Malum 15 Temmuz Darbe Girişimi sonrası binlerce insan yargısız infazlar ile mahkum edildiler. Onların arasında önemli bir kısım da askeri öğrencilerdi. Kursiyer teğmenler, teğmenler ve birçok farklı kesimden öğrenci mahiyetinde olan, darbe yapmayı bırakın darbe yapmayı düşünemeyecek bir icraate yeltenemeyecek bir pozisyonda olan gencecik insanlardı ve bu insanlar ağır hapislere mahkum edildiler yıllardır cezaevindeler. 6-7 yıldır cezaevindeler ve kimisinin cezası onandı, kimisi bekliyor ve misafirlerimiz var. O misafirlerimizin çocukları Yargıtay’da cezaları onandı, bir umut Anayasa Mahkemesi’ne başvurularını yaptılar ve süreç çok olumlu ilerlemiyor. Seslerini kamuoyuna en etkili bir şekilde duyurmak istiyorlar. Bizi cezaevindeki çocukları için ziyaret ettiler bugün ve kendileri ile bu programı yapıyoruz. Seslerini en etkili bir şekilde kamuoyuna duyurmaları gerekiyor. Onun için biz bugün onların sesinin kamuoyuna duyurulması için bir gayret sarf ediyoruz. Şu ana kadar biliyorsunuz biz bu gayreti hep sarf ettik, hep bu adil olmayan yargılamalar ile yargısız infazlar ile mahkum edilmiş ailelerin sesini kamuoyuna duyurduk Meclis’te defalarca konuşmalar yaptım. Biliyoruz ki; Türkiye’de adil olmayan yargılamalar var ve çok mağdur insan var. İşte onlardan bir kesim de askeri öğrenci aileleri. Biz sözü hiç uzatmadan kendilerine bırakalım. Gördüğünüz gibi anneli babalı bir topluluk bizi ziyaret etti ve daha yüzlerce, binlerce insanlar var, anneler, babalar, teyzeler, dayılar bu konuya üzüldüğü için fiziksel ve psikolojik rahatsızlıklar yaşayan binlerce insanımız var ve iktidar bunu duymak istemiyor. Bugün buradan AK Parti MHP Cumhur Zulüm İttifakı’na bu mazlum mağdur insanların sesini duy diyeceğiz. Kendileri seslerini duyuracaklar. Biz ilk olarak Kadir Bey’e sözü ulaştırıyoruz. Kadir Güçlü, bize kendinizi tanıtın ve nedir mesele kısaca özetleyerek konuyu anlatın.

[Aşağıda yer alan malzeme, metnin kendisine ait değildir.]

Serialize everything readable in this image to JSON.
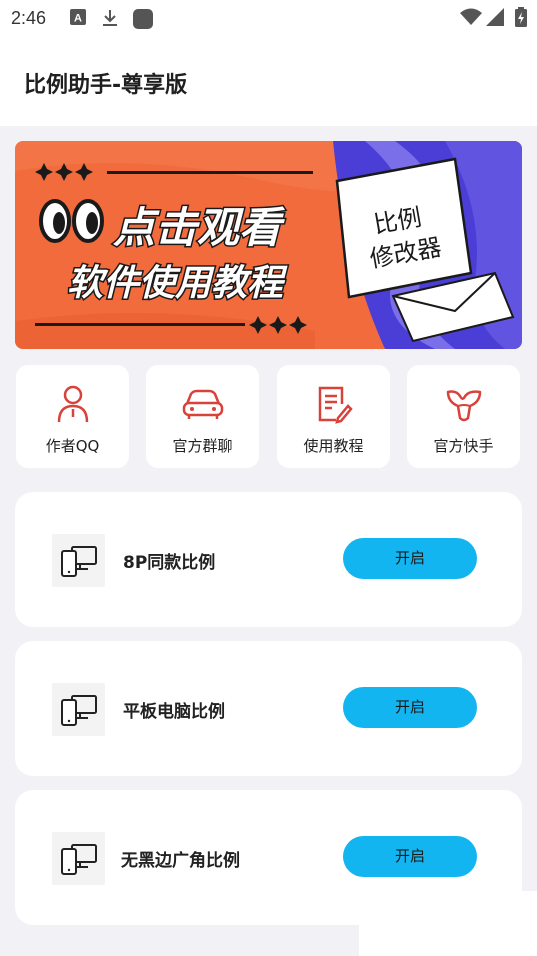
{
  "status_bar": {
    "time": "2:46"
  },
  "app": {
    "title": "比例助手-尊享版"
  },
  "banner": {
    "line1": "点击观看",
    "line2": "软件使用教程",
    "note_line1": "比例",
    "note_line2": "修改器",
    "colors": {
      "left": "#f26b3c",
      "right": "#4b3ed6"
    }
  },
  "shortcuts": [
    {
      "label": "作者QQ",
      "icon": "person-icon"
    },
    {
      "label": "官方群聊",
      "icon": "car-icon"
    },
    {
      "label": "使用教程",
      "icon": "document-edit-icon"
    },
    {
      "label": "官方快手",
      "icon": "kuaishou-icon"
    }
  ],
  "features": [
    {
      "title": "8P同款比例",
      "button": "开启",
      "icon": "phone-monitor-icon"
    },
    {
      "title": "平板电脑比例",
      "button": "开启",
      "icon": "phone-monitor-icon"
    },
    {
      "title": "无黑边广角比例",
      "button": "开启",
      "icon": "phone-monitor-icon"
    }
  ],
  "colors": {
    "accent": "#13b5f0",
    "icon_red": "#d9423b",
    "background": "#f2f1f6"
  }
}
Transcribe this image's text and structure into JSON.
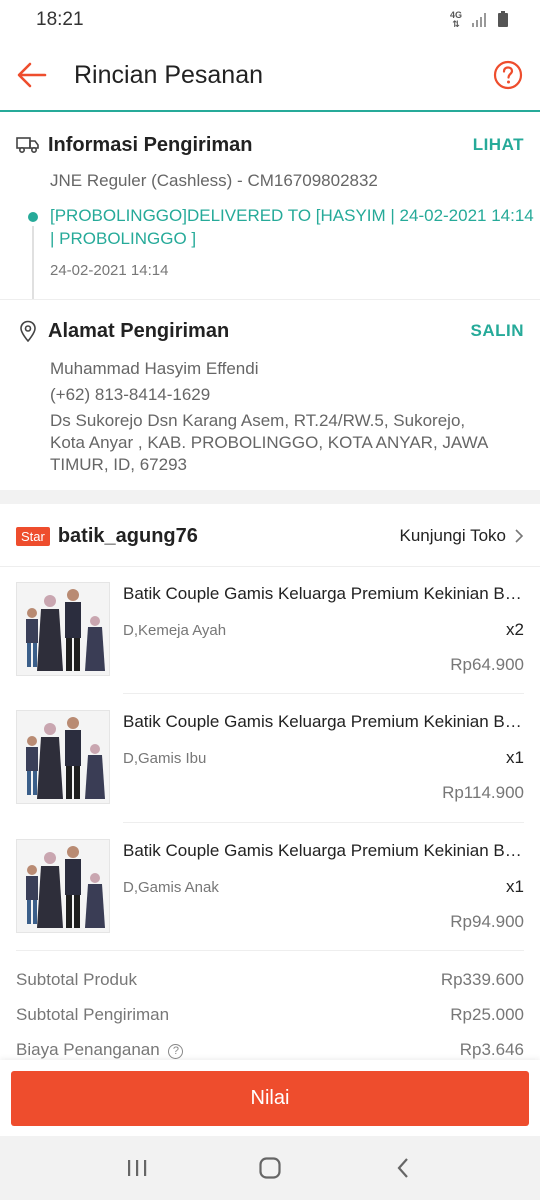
{
  "status_bar": {
    "time": "18:21",
    "network": "4G"
  },
  "header": {
    "title": "Rincian Pesanan",
    "back_icon": "arrow-left-icon",
    "help_icon": "help-circle-icon"
  },
  "shipping_info": {
    "title": "Informasi Pengiriman",
    "action": "LIHAT",
    "courier": "JNE Reguler (Cashless) - CM16709802832",
    "tracking_line1": "[PROBOLINGGO]DELIVERED TO [HASYIM | 24-02-2021 14:14",
    "tracking_line2": "| PROBOLINGGO ]",
    "tracking_time": "24-02-2021 14:14"
  },
  "address": {
    "title": "Alamat Pengiriman",
    "action": "SALIN",
    "name": "Muhammad Hasyim Effendi",
    "phone": "(+62) 813-8414-1629",
    "line1": "Ds Sukorejo Dsn Karang Asem, RT.24/RW.5, Sukorejo,",
    "line2": "Kota Anyar , KAB. PROBOLINGGO, KOTA ANYAR, JAWA",
    "line3": "TIMUR, ID, 67293"
  },
  "shop": {
    "badge": "Star",
    "name": "batik_agung76",
    "visit_label": "Kunjungi Toko"
  },
  "products": [
    {
      "name": "Batik Couple Gamis Keluarga Premium Kekinian Batik",
      "variant": "D,Kemeja Ayah",
      "qty": "x2",
      "price": "Rp64.900"
    },
    {
      "name": "Batik Couple Gamis Keluarga Premium Kekinian Batik",
      "variant": "D,Gamis Ibu",
      "qty": "x1",
      "price": "Rp114.900"
    },
    {
      "name": "Batik Couple Gamis Keluarga Premium Kekinian Batik",
      "variant": "D,Gamis Anak",
      "qty": "x1",
      "price": "Rp94.900"
    }
  ],
  "summary": {
    "subtotal_label": "Subtotal Produk",
    "subtotal_value": "Rp339.600",
    "shipping_label": "Subtotal Pengiriman",
    "shipping_value": "Rp25.000",
    "handling_label": "Biaya Penanganan",
    "handling_value": "Rp3.646"
  },
  "action": {
    "button_label": "Nilai"
  },
  "colors": {
    "accent": "#ee4d2d",
    "teal": "#26aa99"
  }
}
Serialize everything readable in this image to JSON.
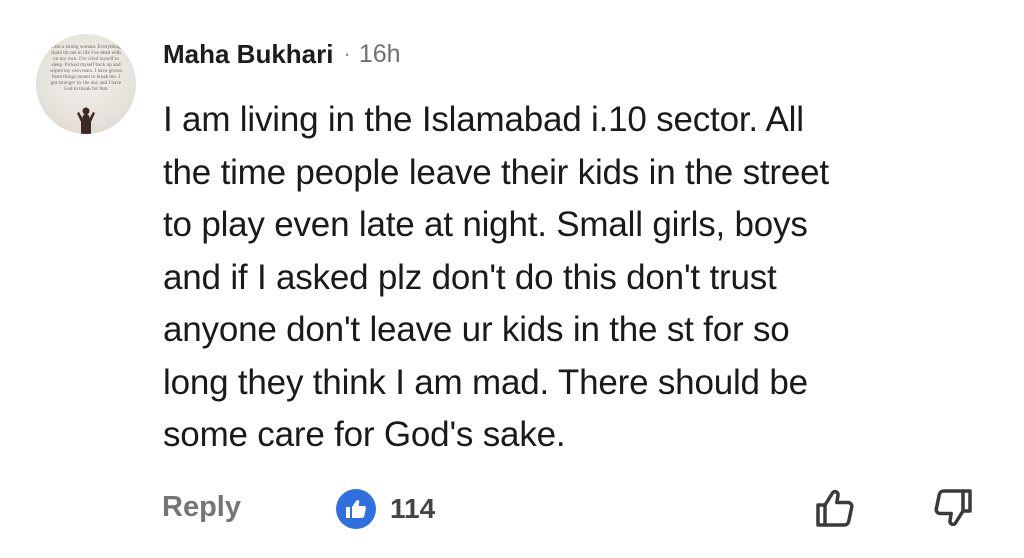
{
  "comment": {
    "author": "Maha Bukhari",
    "separator": "·",
    "timestamp": "16h",
    "lines": [
      "I am living in the Islamabad i.10 sector. All",
      "the time people leave their kids in the street",
      "to play even late at night. Small girls, boys",
      "and if I asked plz don't do this don't trust",
      "anyone don't leave ur kids in the st for so",
      "long they think I am mad. There should be",
      "some care for God's sake."
    ]
  },
  "avatar": {
    "text": "I am a strong woman. Everything that's hit me in life I've dealt with on my own. I've cried myself to sleep. Picked myself back up and wiped my own tears. I have grown from things meant to break me. I get stronger by the day and I have God to thank for that."
  },
  "actions": {
    "reply_label": "Reply",
    "like_count": "114",
    "like_badge_color": "#2f6fdf"
  },
  "icons": {
    "like_badge": "thumbs-up-icon",
    "upvote": "thumbs-up-outline-icon",
    "downvote": "thumbs-down-outline-icon"
  }
}
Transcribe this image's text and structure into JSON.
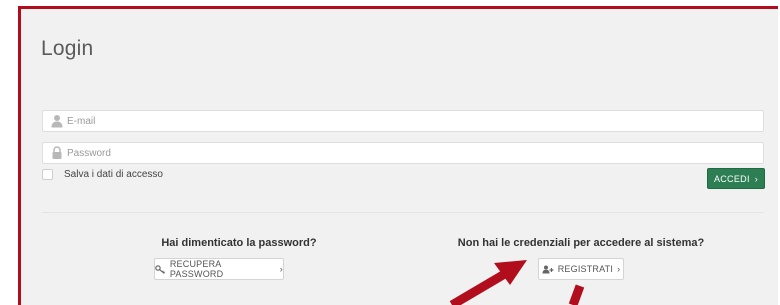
{
  "login": {
    "title": "Login",
    "email_placeholder": "E-mail",
    "password_placeholder": "Password",
    "remember_label": "Salva i dati di accesso",
    "submit_label": "ACCEDI",
    "submit_chevron": "›"
  },
  "forgot": {
    "question": "Hai dimenticato la password?",
    "button_label": "RECUPERA PASSWORD",
    "button_chevron": "›"
  },
  "register": {
    "question": "Non hai le credenziali per accedere al sistema?",
    "button_label": "REGISTRATI",
    "button_chevron": "›"
  },
  "colors": {
    "frame": "#b10d1d",
    "primary": "#2e7e54",
    "annotation_arrow": "#b10d1d"
  },
  "icons": [
    "user-icon",
    "lock-icon",
    "key-icon",
    "add-user-icon"
  ]
}
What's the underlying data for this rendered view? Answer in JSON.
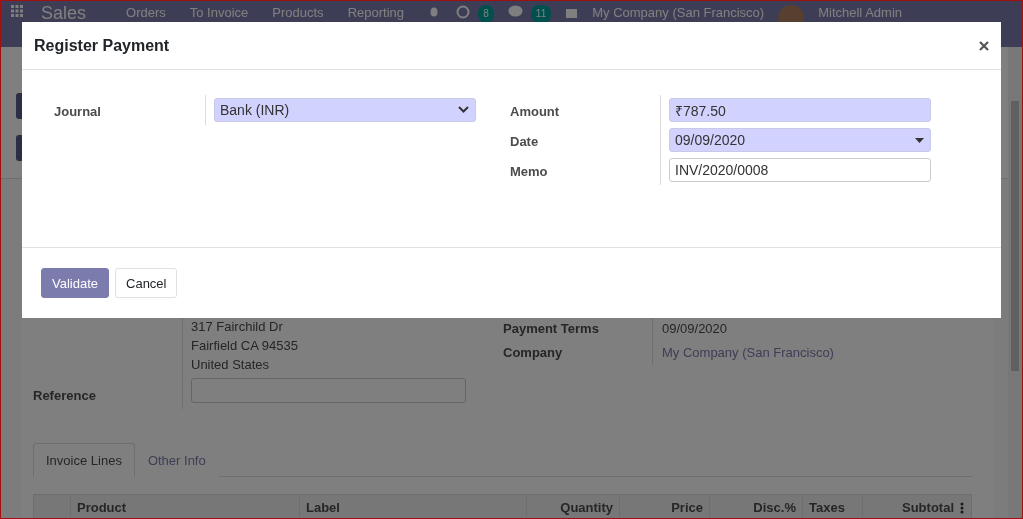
{
  "navbar": {
    "app": "Sales",
    "menu": [
      "Orders",
      "To Invoice",
      "Products",
      "Reporting"
    ],
    "activity_count": "8",
    "message_count": "11",
    "company": "My Company (San Francisco)",
    "user": "Mitchell Admin"
  },
  "invoice": {
    "address_lines": [
      "317 Fairchild Dr",
      "Fairfield CA 94535",
      "United States"
    ],
    "reference_label": "Reference",
    "details": [
      {
        "label": "Payment Terms",
        "value": "09/09/2020",
        "kind": "text"
      },
      {
        "label": "Company",
        "value": "My Company (San Francisco)",
        "kind": "link"
      }
    ]
  },
  "tabs": [
    {
      "label": "Invoice Lines",
      "selected": true
    },
    {
      "label": "Other Info",
      "selected": false
    }
  ],
  "table": {
    "columns": [
      {
        "label": "Product",
        "kind": "text"
      },
      {
        "label": "Label",
        "kind": "text"
      },
      {
        "label": "Quantity",
        "kind": "number"
      },
      {
        "label": "Price",
        "kind": "number"
      },
      {
        "label": "Disc.%",
        "kind": "number"
      },
      {
        "label": "Taxes",
        "kind": "text"
      },
      {
        "label": "Subtotal",
        "kind": "number"
      }
    ]
  },
  "dialog": {
    "title": "Register Payment",
    "left_fields": [
      {
        "label": "Journal",
        "value": "Bank (INR)",
        "kind": "select",
        "required": true
      }
    ],
    "right_fields": [
      {
        "label": "Amount",
        "value": "₹787.50",
        "kind": "text",
        "required": true
      },
      {
        "label": "Date",
        "value": "09/09/2020",
        "kind": "date",
        "required": true
      },
      {
        "label": "Memo",
        "value": "INV/2020/0008",
        "kind": "text",
        "required": false
      }
    ],
    "buttons": [
      {
        "label": "Validate",
        "primary": true
      },
      {
        "label": "Cancel",
        "primary": false
      }
    ]
  }
}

Kadir Güçlü: Biz Konya’dan geliyoruz. Halil İbrahim Güçlü’nün babasıyım. Şu anda Akıncı Davası’nın mağdurlarındanız. Çocuklarımız mağdur kursiyerler. Hiçbir suçları yokken 8 yıldır şu anda tutuklular. Sizlerin huzurunda, Cumhurbaşkanımıza, MHP Lideri Sn. Devlet Bahçeli’ye seslenmek istiyorum; bizi görün, sesimizi duyun, biz gerçekten mağduruz. 8 yıldır gözyaşımız ekmeğimize katık oldu. Artık bittik, biz bu vatana evlatları pırıl pırıl yetiştirdik ama şu anda çürüyorlar. Bizleri mağdur ediyorsunuz. Bizleri ağlatıyorsunuz ne olur Sayın Cumhurbaşkanım, Sn. Devlet Bahçeli bizleri görün. Sesimizi duyun, bizleri dinleyin, biz mağduruz, suçumuz yok bizim, çocuklarımız pırıl pırıl pilot olsun diye gönderdik, vatanımıza canımız feda olsun. Yeter ki bizim çocuklarımızı orada çürütmeyin, sesimizi duyun. Artık yapacak bir şeyimiz yok, sesimizi duymanızı istiyoruz.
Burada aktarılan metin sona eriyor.